Sri Lanka’s Second Wave Wallop
While Pakistan’s stock market losses and risk of return to the MSCI frontier index occupy specialist investor thoughts with announcement of another $6 billion International Monetary Fund fiscal and balance of payments rescue, Sri Lanka’s quieter year-long extension of its program after drawing $1 billion also raises eyebrows. The request was not as abrupt a departure as with Prime Minister Imran Khan’s initial spurning of a deal, and then replacing his finance minister and central bank head with former officials of the maligned Bretton Woods institutions.
It was sealed after “setbacks” including a delayed budget from last year’s political standoff between the president and prime minister over dismissal and possible new elections, and the April multiple church and hotel terrorist bombings killing and injuring hundreds. The authorities declared a state of emergency in the aftermath, as retaliation attacks targeted Muslims and leading foreign visitor sources issued travel warnings. Fresh parliamentary and presidential polls are scheduled over the coming year, but both bond and equity buyers continue to closely track erratic debt refinancing and economic reform signals amid the security contingency and additional donor lifeline.
In March the government tapped external bond markets through a $2.5 billion dual issue at 7% yield to shore up dwindling reserves, below $7 billion at the end of last year. The exercise helped steady the exchange rate, which tumbled almost 15% in 2018 against the dollar on a 3% of gross domestic product current account gap from a combination of lagging agricultural exports and high oil imports. In the latest IMF review not yet incorporating the terror incidents’ fallout, that deficit is projected to improve slightly on 3.5% commodities and manufacturing-driven growth. Despite food price stabilization with normal weather, inflation will be 4.5%, and global financial and trade “adverse shocks” threaten tourism, capital flows, and foreign direct investment.
Public debt is 90% of GDP, with “lumpy” near term repayments increasing rollover risk, and the fiscal deficit 3.5% target will stay out of reach without state enterprise restructuring and sale. The electricity, petroleum and airline companies had 1.5% of GDP in losses in 2018, and governance and subsidy overhauls are long overdue, according to the document. Divestiture through stock exchange listings could boost foreign investor sentiment after temporary currency controls ended in March, it suggests. While debt owed to China is in the headlines with the $1 billion takeover of the Hambantota port, it accounts for less than 10% of the external total compared with heavier loads due the Asian Development Bank and Japan.

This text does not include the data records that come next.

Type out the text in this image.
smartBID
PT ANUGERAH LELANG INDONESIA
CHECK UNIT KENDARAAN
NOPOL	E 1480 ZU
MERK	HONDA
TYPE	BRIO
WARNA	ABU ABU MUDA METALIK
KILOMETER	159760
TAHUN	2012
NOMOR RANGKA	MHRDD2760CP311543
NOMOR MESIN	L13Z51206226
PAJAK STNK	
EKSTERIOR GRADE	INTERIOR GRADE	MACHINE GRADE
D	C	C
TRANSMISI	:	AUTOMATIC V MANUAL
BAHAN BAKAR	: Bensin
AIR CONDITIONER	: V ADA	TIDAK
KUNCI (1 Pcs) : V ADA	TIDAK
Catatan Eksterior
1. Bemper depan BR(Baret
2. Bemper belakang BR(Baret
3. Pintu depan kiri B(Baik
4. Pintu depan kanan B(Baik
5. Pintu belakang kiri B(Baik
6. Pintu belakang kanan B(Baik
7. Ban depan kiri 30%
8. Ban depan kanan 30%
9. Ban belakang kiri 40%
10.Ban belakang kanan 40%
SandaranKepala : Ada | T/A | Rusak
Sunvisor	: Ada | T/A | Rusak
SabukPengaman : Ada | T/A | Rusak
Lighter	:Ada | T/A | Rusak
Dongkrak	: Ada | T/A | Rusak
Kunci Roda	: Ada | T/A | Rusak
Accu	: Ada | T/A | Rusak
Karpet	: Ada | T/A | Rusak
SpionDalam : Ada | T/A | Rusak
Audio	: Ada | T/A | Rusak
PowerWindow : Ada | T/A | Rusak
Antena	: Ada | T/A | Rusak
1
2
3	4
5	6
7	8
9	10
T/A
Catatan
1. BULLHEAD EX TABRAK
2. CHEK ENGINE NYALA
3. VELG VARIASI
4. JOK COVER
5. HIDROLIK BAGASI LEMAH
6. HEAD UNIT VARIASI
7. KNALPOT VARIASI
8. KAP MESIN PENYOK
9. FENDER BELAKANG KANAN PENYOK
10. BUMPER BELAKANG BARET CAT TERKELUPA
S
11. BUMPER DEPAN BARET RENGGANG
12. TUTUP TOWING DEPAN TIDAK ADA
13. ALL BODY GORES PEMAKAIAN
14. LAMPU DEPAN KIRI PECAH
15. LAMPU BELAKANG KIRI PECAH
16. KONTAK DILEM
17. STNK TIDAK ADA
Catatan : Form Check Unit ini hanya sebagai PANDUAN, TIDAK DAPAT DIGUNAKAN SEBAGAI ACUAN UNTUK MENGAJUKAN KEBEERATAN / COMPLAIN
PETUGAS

A new central bank law aims to phase out government lending, limit currency intervention and boost independence. It steadied the rupee in the aftermath of the April carnage, but net purchases in the $150 million range have been minor compared with $1 billion last year. A cap on foreign buying of local government bonds remains in place at 5% of the outstanding amount, following large fund outflows during the early 2019 skirmish between the President and Prime Minister. Annual credit growth will approach 15% this year, with bank and non-bank bad loan ratios at 3.5% and 7.5%, respectively. Non-banks need fresh capital to meet Basel III standards, and comprehensive deposit insurance for the entire system will soon be introduced as anti-money laundering procedures are also upgraded to Financial Action Task Force compliance levels, the IMF commented.
Korea
Korean stocks that were positive through April on the other hand also got an excess credit non-bank warning in a May Article IV report. It forecast lackluster 2.5% growth on China-related semiconductor export drag that will only be partially offset by fiscal stimulus. Unfavorable demographic and productivity trends, rising income inequality, and rigid labor and product markets stifling small firm competition against the chaebol conglomerates are longer-term structural obstacles, joining the geopolitical uncertainty on the peninsula with Northern diplomatic negotiations in limbo. Household credit expansion is still above 5% with the ratio to disposable income at a dangerous 160%, and two-thirds of the total at variable rates. Macro-prudential debt service limits will be extended to non-banks in the coming months, as they shift client emphasis from personal to corporate borrowers in a possible preemptive strategy. Their business real estate lending is up 30%, as aggregate company leverage tops GDP and property defaults raise the specter of a non-nuclear chain reaction.